The Mudcat Café TM
Thread #36547   Message #505244
Posted By: bobby's girl
12-Jul-01 - 04:41 PM
Thread Name: Traditional activities and the law
Subject: Traditional activities and the law
(Actually Bobby's Girl's husband)

The law is evolving and in the modern world several traditional activities do not neatly fall into place with it and the law has not granted an exemption to participants in these traditional activities.

Singing in pubs is one as we have already seen and Morris dancing in the street is another. When younger I regularly danced long-sword with Ebor Morris and we used to go to Millington in East Yorkshire two or three times a year and dance in the narrow village street, blocking it. Traffic stopped, the dance finished and on went the cars. No high-viz vests in sight, or street closures, or traffic control. All of these would now be required of persons working in the highway, and of course rightly so under Health and Safety law intended to protect workers.

However this safe situation does not always apply and I also recall an incident a few years ago on a Glory of the West/ Great Western tour in Devon when dancing was taking place outside a pub and a car drove up at high speed, didn't stop and the dancers had to jump for it - luckily no one was hurt but it was close.

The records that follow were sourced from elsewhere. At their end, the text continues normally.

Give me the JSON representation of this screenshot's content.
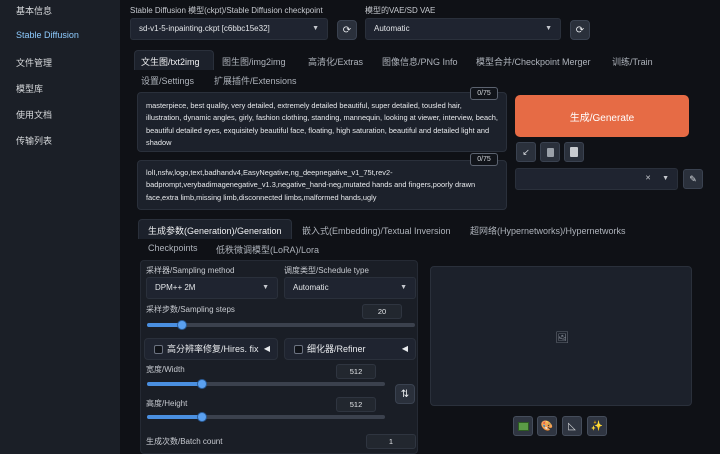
{
  "nav": {
    "items": [
      {
        "label": "基本信息",
        "active": false
      },
      {
        "label": "Stable Diffusion",
        "active": true
      },
      {
        "label": "文件管理",
        "active": false
      },
      {
        "label": "模型库",
        "active": false
      },
      {
        "label": "使用文档",
        "active": false
      },
      {
        "label": "传输列表",
        "active": false
      }
    ]
  },
  "header": {
    "checkpoint_label": "Stable Diffusion 模型(ckpt)/Stable Diffusion checkpoint",
    "checkpoint_value": "sd-v1-5-inpainting.ckpt [c6bbc15e32]",
    "vae_label": "模型的VAE/SD VAE",
    "vae_value": "Automatic"
  },
  "tabs": [
    {
      "label": "文生图/txt2img",
      "active": true
    },
    {
      "label": "图生图/img2img",
      "active": false
    },
    {
      "label": "高清化/Extras",
      "active": false
    },
    {
      "label": "图像信息/PNG Info",
      "active": false
    },
    {
      "label": "模型合并/Checkpoint Merger",
      "active": false
    },
    {
      "label": "训练/Train",
      "active": false
    },
    {
      "label": "设置/Settings",
      "active": false
    },
    {
      "label": "扩展插件/Extensions",
      "active": false
    }
  ],
  "prompt": {
    "counter": "0/75",
    "text": "masterpiece, best quality, very detailed, extremely detailed beautiful, super detailed, tousled hair, illustration, dynamic angles, girly, fashion clothing, standing, mannequin, looking at viewer, interview, beach, beautiful detailed eyes, exquisitely beautiful face, floating, high saturation, beautiful and detailed light and shadow"
  },
  "negative_prompt": {
    "counter": "0/75",
    "text": "lolI,nsfw,logo,text,badhandv4,EasyNegative,ng_deepnegative_v1_75t,rev2-badprompt,verybadimagenegative_v1.3,negative_hand-neg,mutated hands and fingers,poorly drawn face,extra limb,missing limb,disconnected limbs,malformed hands,ugly"
  },
  "generate": {
    "label": "生成/Generate"
  },
  "sub_tabs": [
    {
      "label": "生成参数(Generation)/Generation",
      "active": true
    },
    {
      "label": "嵌入式(Embedding)/Textual Inversion",
      "active": false
    },
    {
      "label": "超网络(Hypernetworks)/Hypernetworks",
      "active": false
    },
    {
      "label": "Checkpoints",
      "active": false
    },
    {
      "label": "低秩微调模型(LoRA)/Lora",
      "active": false
    }
  ],
  "params": {
    "sampler_label": "采样器/Sampling method",
    "sampler_value": "DPM++ 2M",
    "schedule_label": "调度类型/Schedule type",
    "schedule_value": "Automatic",
    "steps_label": "采样步数/Sampling steps",
    "steps_value": "20",
    "steps_fraction": 0.13,
    "hires_label": "高分辨率修复/Hires. fix",
    "refiner_label": "细化器/Refiner",
    "width_label": "宽度/Width",
    "width_value": "512",
    "width_fraction": 0.23,
    "height_label": "高度/Height",
    "height_value": "512",
    "height_fraction": 0.23,
    "batch_count_label": "生成次数/Batch count",
    "batch_count_value": "1"
  },
  "colors": {
    "accent": "#e66b45",
    "slider": "#4a8fe0",
    "active_nav": "#8ecbff"
  }
}
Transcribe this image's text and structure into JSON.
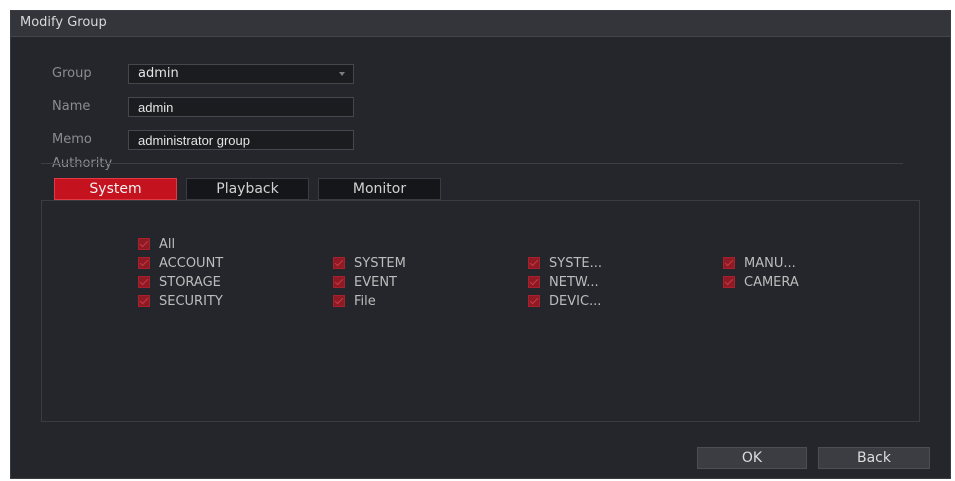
{
  "dialog": {
    "title": "Modify Group"
  },
  "form": {
    "group_label": "Group",
    "group_value": "admin",
    "name_label": "Name",
    "name_value": "admin",
    "memo_label": "Memo",
    "memo_value": "administrator group",
    "authority_label": "Authority"
  },
  "tabs": [
    {
      "label": "System",
      "active": true
    },
    {
      "label": "Playback",
      "active": false
    },
    {
      "label": "Monitor",
      "active": false
    }
  ],
  "permissions": {
    "all": {
      "label": "All",
      "checked": true
    },
    "items": [
      {
        "label": "ACCOUNT",
        "checked": true
      },
      {
        "label": "SYSTEM",
        "checked": true
      },
      {
        "label": "SYSTE...",
        "checked": true
      },
      {
        "label": "MANU...",
        "checked": true
      },
      {
        "label": "STORAGE",
        "checked": true
      },
      {
        "label": "EVENT",
        "checked": true
      },
      {
        "label": "NETW...",
        "checked": true
      },
      {
        "label": "CAMERA",
        "checked": true
      },
      {
        "label": "SECURITY",
        "checked": true
      },
      {
        "label": "File",
        "checked": true
      },
      {
        "label": "DEVIC...",
        "checked": true
      }
    ]
  },
  "buttons": {
    "ok_label": "OK",
    "back_label": "Back"
  },
  "colors": {
    "accent": "#c4121f",
    "background": "#24262b",
    "titlebar": "#33353b"
  }
}
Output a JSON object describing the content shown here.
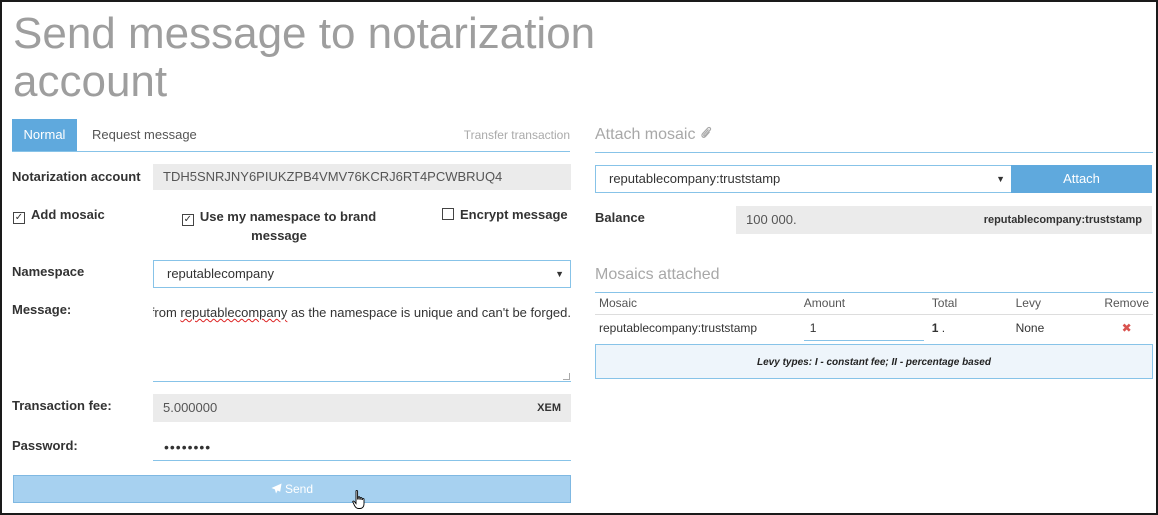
{
  "page": {
    "title": "Send message to notarization account"
  },
  "tabs": {
    "normal": "Normal",
    "request": "Request message",
    "type": "Transfer transaction"
  },
  "form": {
    "account_label": "Notarization account",
    "account_value": "TDH5SNRJNY6PIUKZPB4VMV76KCRJ6RT4PCWBRUQ4",
    "add_mosaic_label": "Add mosaic",
    "add_mosaic_checked": true,
    "use_namespace_label": "Use my namespace to brand message",
    "use_namespace_checked": true,
    "encrypt_label": "Encrypt message",
    "encrypt_checked": false,
    "namespace_label": "Namespace",
    "namespace_value": "reputablecompany",
    "message_label": "Message:",
    "message_pre": "ne from ",
    "message_word": "reputablecompany",
    "message_post": " as the namespace is unique and can't be forged.",
    "fee_label": "Transaction fee:",
    "fee_value": "5.000000",
    "fee_unit": "XEM",
    "password_label": "Password:",
    "password_value": "••••••••",
    "send_label": "Send"
  },
  "mosaic": {
    "section_title": "Attach mosaic",
    "select_value": "reputablecompany:truststamp",
    "attach_label": "Attach",
    "balance_label": "Balance",
    "balance_value": "100 000.",
    "balance_unit": "reputablecompany:truststamp"
  },
  "attached": {
    "section_title": "Mosaics attached",
    "headers": {
      "mosaic": "Mosaic",
      "amount": "Amount",
      "total": "Total",
      "levy": "Levy",
      "remove": "Remove"
    },
    "rows": [
      {
        "ns": "reputablecompany",
        "sep": ":",
        "name": "truststamp",
        "amount": "1",
        "total": "1",
        "total_suffix": " .",
        "levy": "None"
      }
    ],
    "levy_note": "Levy types: I - constant fee; II - percentage based"
  },
  "icons": {
    "paperclip": "paperclip-icon",
    "send": "paper-plane-icon",
    "remove": "close-icon",
    "check": "check-icon"
  },
  "colors": {
    "accent": "#5fa9dd",
    "send_button": "#a7d1f0",
    "remove": "#d9534f"
  }
}
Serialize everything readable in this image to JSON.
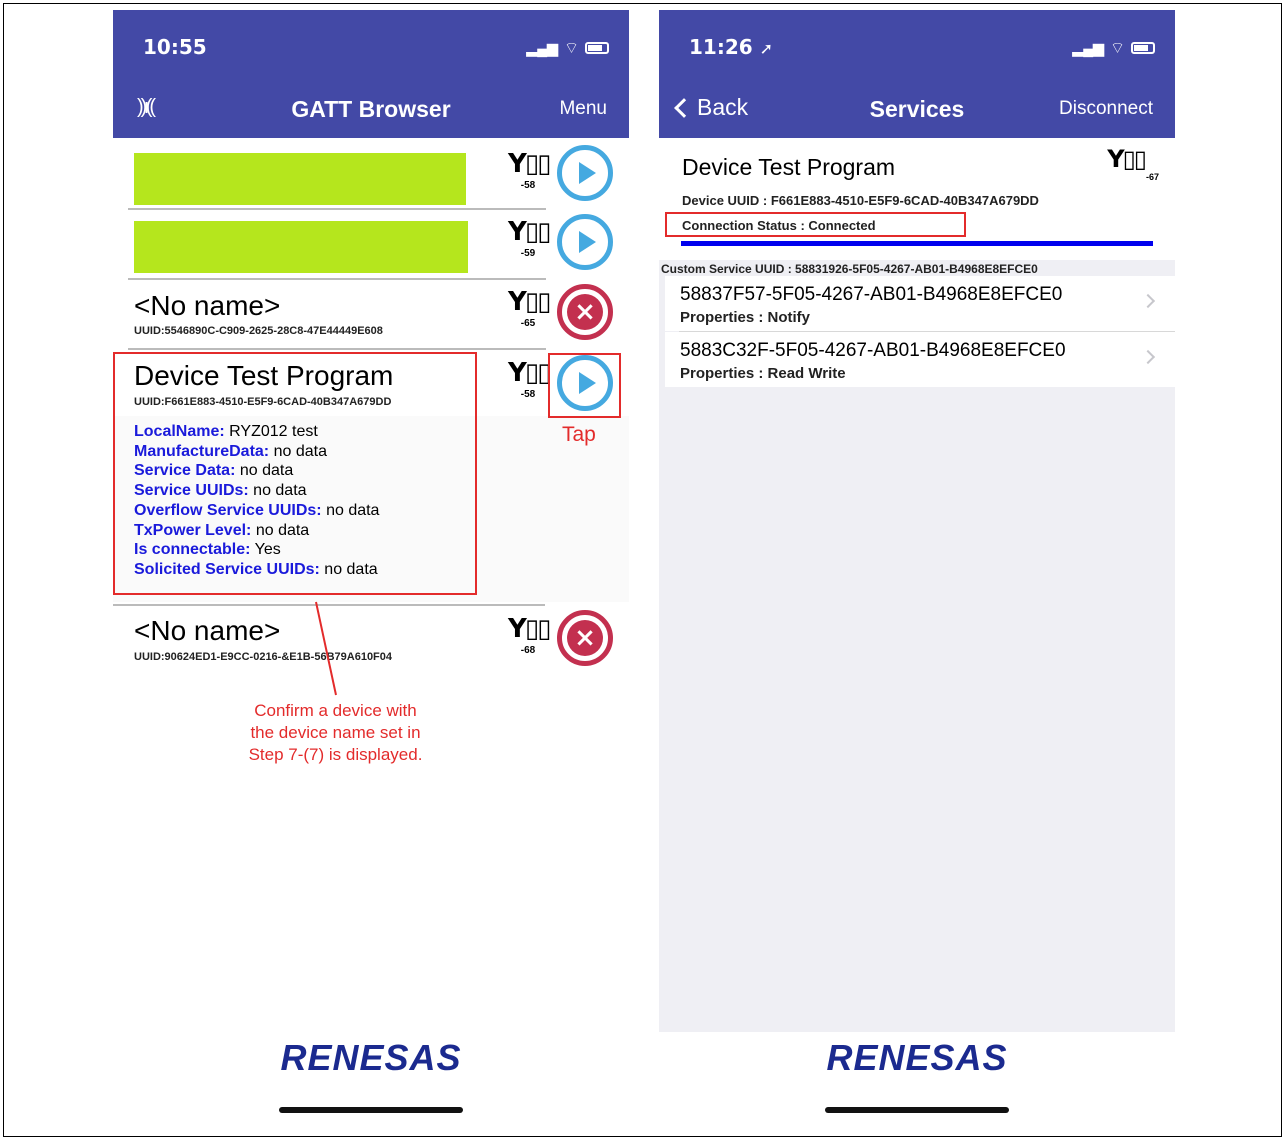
{
  "left_phone": {
    "status": {
      "time": "10:55",
      "signal_icon": "cellular-signal-icon",
      "wifi_icon": "wifi-icon",
      "battery_icon": "battery-icon"
    },
    "nav": {
      "left_icon": "radio-waves-icon",
      "title": "GATT Browser",
      "menu_label": "Menu"
    },
    "devices": [
      {
        "name": "",
        "uuid": "",
        "rssi": "-58",
        "action": "connect"
      },
      {
        "name": "",
        "uuid": "",
        "rssi": "-59",
        "action": "connect"
      },
      {
        "name": "<No name>",
        "uuid": "UUID:5546890C-C909-2625-28C8-47E44449E608",
        "rssi": "-65",
        "action": "unavailable"
      },
      {
        "name": "Device Test Program",
        "uuid": "UUID:F661E883-4510-E5F9-6CAD-40B347A679DD",
        "rssi": "-58",
        "action": "connect"
      },
      {
        "name": "<No name>",
        "uuid": "UUID:90624ED1-E9CC-0216-&E1B-56B79A610F04",
        "rssi": "-68",
        "action": "unavailable"
      }
    ],
    "advertisement": [
      {
        "key": "LocalName:",
        "value": " RYZ012 test"
      },
      {
        "key": "ManufactureData:",
        "value": " no data"
      },
      {
        "key": "Service Data:",
        "value": " no data"
      },
      {
        "key": "Service UUIDs:",
        "value": " no data"
      },
      {
        "key": "Overflow Service UUIDs:",
        "value": " no data"
      },
      {
        "key": "TxPower Level:",
        "value": " no data"
      },
      {
        "key": "Is connectable:",
        "value": " Yes"
      },
      {
        "key": "Solicited Service UUIDs:",
        "value": " no data"
      }
    ],
    "annotations": {
      "tap": "Tap",
      "confirm_line1": "Confirm a device with",
      "confirm_line2": "the device name set in",
      "confirm_line3": "Step 7-(7) is displayed."
    },
    "logo": "RENESAS"
  },
  "right_phone": {
    "status": {
      "time": "11:26",
      "location_icon": "location-arrow-icon",
      "signal_icon": "cellular-signal-icon",
      "wifi_icon": "wifi-icon",
      "battery_icon": "battery-icon"
    },
    "nav": {
      "back_label": "Back",
      "title": "Services",
      "disconnect_label": "Disconnect"
    },
    "device": {
      "name": "Device Test Program",
      "rssi": "-67",
      "uuid_line": "Device UUID : F661E883-4510-E5F9-6CAD-40B347A679DD",
      "status_line": "Connection Status :  Connected"
    },
    "service": {
      "label": "Custom Service   UUID : 58831926-5F05-4267-AB01-B4968E8EFCE0"
    },
    "characteristics": [
      {
        "uuid": "58837F57-5F05-4267-AB01-B4968E8EFCE0",
        "props": "Properties :  Notify"
      },
      {
        "uuid": "5883C32F-5F05-4267-AB01-B4968E8EFCE0",
        "props": "Properties :  Read  Write"
      }
    ],
    "logo": "RENESAS"
  },
  "colors": {
    "nav_bar": "#4349a6",
    "connect_button": "#45a9e0",
    "unavailable_button": "#c3304f",
    "annotation_red": "#e32b2b",
    "ad_key_blue": "#1a1adb",
    "masked_name": "#b5e61d",
    "status_underline": "#0000ee"
  }
}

My wife still dances and this season (on one of the evenings I went out to watch) the dancing was in the street on a country lane and then on the narrow forecourt of a pub on a very busy main A road; still no high viz jackets, protective barriers or advance warning signs etc. At least one of the dancers there would if working that close to the highway in his paid employment have instinctively got out his hi-viz jacket - but this is dancing so we don't.

There are issues here including dancers being hit, cars swerving/crashing, children watching running into the road etc and the questions to be asked in court or by your public liability insurers after such an incident would be "Where was your risk assessment?", "Were you keeping a lookout?", "Where there warning signs", etc etc. To just say "We have danced here every New Years Day for fifty years so it must be OK" would not be a suitable answer. Also dancers pay subs to a side so does Health and Safety Law apply with all the inbuilt penalties that could bring to a Squire or Bag as the official person in charge if a side were deemed to be negligent if a dancer were to be injured by a passing car?

Our hobby activities, whatever they are, increasingly fall within the bounds of modern legislation and also the changing world impacts upon them in a way that may mean they have to adapt and perhaps dancing in the road is one of those cases. This is not a don't do it statement but is certainly a think it through before you do it statement and make sure you are legal / not at risk rather than just doing the activity where we are because we always have done.

Laws do apply to traditional activities and we must bear this in mind or face the legal consequences.